Professor Emeritus - Morrison University
Independent Scholar

It is not because things are difficult that we do not dare;
it is because we do not dare that things are difficult ––– Seneca
Defining Power in the Mercian Supremacy:
An Examination of the Dynamics of Power in the Kingdom of the Borderers
Abstract

Most scholars of early Anglo-Saxon England take the Mercian Supremacy as fact. However, they seldom discuss the institu­tions, policies, and strategies developed by Mercian monarchs aimed at estab­lishing and maintaining that supremacy over the course of several centu­ries, which also laid important institutional foundations for later Anglo-Saxon England.
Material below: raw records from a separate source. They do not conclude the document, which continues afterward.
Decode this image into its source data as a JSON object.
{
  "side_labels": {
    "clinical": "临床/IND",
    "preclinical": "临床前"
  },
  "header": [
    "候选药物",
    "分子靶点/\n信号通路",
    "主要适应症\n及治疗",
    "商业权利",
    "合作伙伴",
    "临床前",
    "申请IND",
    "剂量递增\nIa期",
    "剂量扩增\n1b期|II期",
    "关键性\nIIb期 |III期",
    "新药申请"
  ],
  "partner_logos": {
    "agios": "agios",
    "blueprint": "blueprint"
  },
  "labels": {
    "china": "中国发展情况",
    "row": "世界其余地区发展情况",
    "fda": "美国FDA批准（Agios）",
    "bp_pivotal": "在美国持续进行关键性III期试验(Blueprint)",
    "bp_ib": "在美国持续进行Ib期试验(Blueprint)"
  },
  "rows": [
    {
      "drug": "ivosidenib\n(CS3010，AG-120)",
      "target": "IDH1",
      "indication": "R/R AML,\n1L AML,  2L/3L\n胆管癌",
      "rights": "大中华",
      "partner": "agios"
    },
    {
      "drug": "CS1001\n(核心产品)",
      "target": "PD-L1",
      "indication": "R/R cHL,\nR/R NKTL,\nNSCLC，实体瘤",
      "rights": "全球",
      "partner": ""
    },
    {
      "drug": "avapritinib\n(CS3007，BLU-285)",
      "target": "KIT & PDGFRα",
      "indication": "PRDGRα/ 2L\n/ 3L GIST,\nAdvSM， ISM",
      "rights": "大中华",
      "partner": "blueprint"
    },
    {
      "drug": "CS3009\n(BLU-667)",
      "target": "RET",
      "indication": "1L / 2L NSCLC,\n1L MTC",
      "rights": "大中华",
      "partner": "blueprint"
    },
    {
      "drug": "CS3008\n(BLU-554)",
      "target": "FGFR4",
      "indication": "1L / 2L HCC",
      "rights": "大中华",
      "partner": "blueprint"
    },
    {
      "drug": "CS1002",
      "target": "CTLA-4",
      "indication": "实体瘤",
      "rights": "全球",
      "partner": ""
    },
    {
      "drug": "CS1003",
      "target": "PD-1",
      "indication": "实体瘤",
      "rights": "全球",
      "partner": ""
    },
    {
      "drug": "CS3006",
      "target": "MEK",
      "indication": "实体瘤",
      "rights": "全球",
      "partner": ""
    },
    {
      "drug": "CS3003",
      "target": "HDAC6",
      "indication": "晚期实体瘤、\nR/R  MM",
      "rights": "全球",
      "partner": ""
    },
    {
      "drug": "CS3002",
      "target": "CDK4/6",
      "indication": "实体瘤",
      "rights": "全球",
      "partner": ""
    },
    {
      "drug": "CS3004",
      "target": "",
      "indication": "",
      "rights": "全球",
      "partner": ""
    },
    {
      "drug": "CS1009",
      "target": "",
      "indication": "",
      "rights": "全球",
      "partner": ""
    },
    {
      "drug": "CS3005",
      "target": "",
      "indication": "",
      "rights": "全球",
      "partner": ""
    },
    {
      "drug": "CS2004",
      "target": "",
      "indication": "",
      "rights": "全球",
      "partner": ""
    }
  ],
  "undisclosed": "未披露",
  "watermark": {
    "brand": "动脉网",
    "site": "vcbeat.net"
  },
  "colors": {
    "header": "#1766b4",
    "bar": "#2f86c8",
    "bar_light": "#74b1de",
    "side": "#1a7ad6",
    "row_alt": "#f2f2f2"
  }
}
These included a new paradigm of power in which suc­cessive Mercian monarchs sought the annexation and incorporation of neighboring polities rather than their mere sub­mission, as well as a stable method of power transfer based on frater­nal succession. In order to maintain their power, Mercian monarchs implemented several unique and successful strategies specifically aimed at political, military, and economic innovations. The political paradigm of power on which Mer­cian monarchs dominated South­umbria was significantly different from that of their peers who sought mere recognition as “overkings,” when the situation permitted. Mer­cia, however, aimed at the creation of a true Empire based on the in­corporation of its sub-polities within a greater whole. To this end, Mercian monarchs utilized distinct and important political, military, and economic strategies to ensure their position and ultimately treat with the major European powers as equals. This thesis explores the dynamics of power and many of the strategies employed by Mercian kings to maintain and expand their suzerainty.

In this thesis, I tackle the mysterious interior of England during the Dark Ages. While extant contemporary sources are scant for the entire period, the midlands of England are particularly sparse due to the violence of Viking raids during the ninth and tenth cen­turies, which destroyed the vast ma­jority of documents that the Mercians held in churches and mo­nasteries. Though few sources survive from within the Mercian heartlands, I argue that there are sufficient sources from within, combined with a careful reading of external sources, to achieve an insightful understanding of the early Mercian state. Further, I argue that Dark Ages Mer­cia achieved true, hegemonic, and imperial dominance over most of Eng­land, and created the basis for a uni­fied England. Disrupted by Viking conquests in the eighth century, this goal did not become a reality until the resurgence of Anglo-Saxon power under the West Saxon kings. However, more importantly, I explore the mechanisms of power and kingdom building in the midst of Dark Ages England.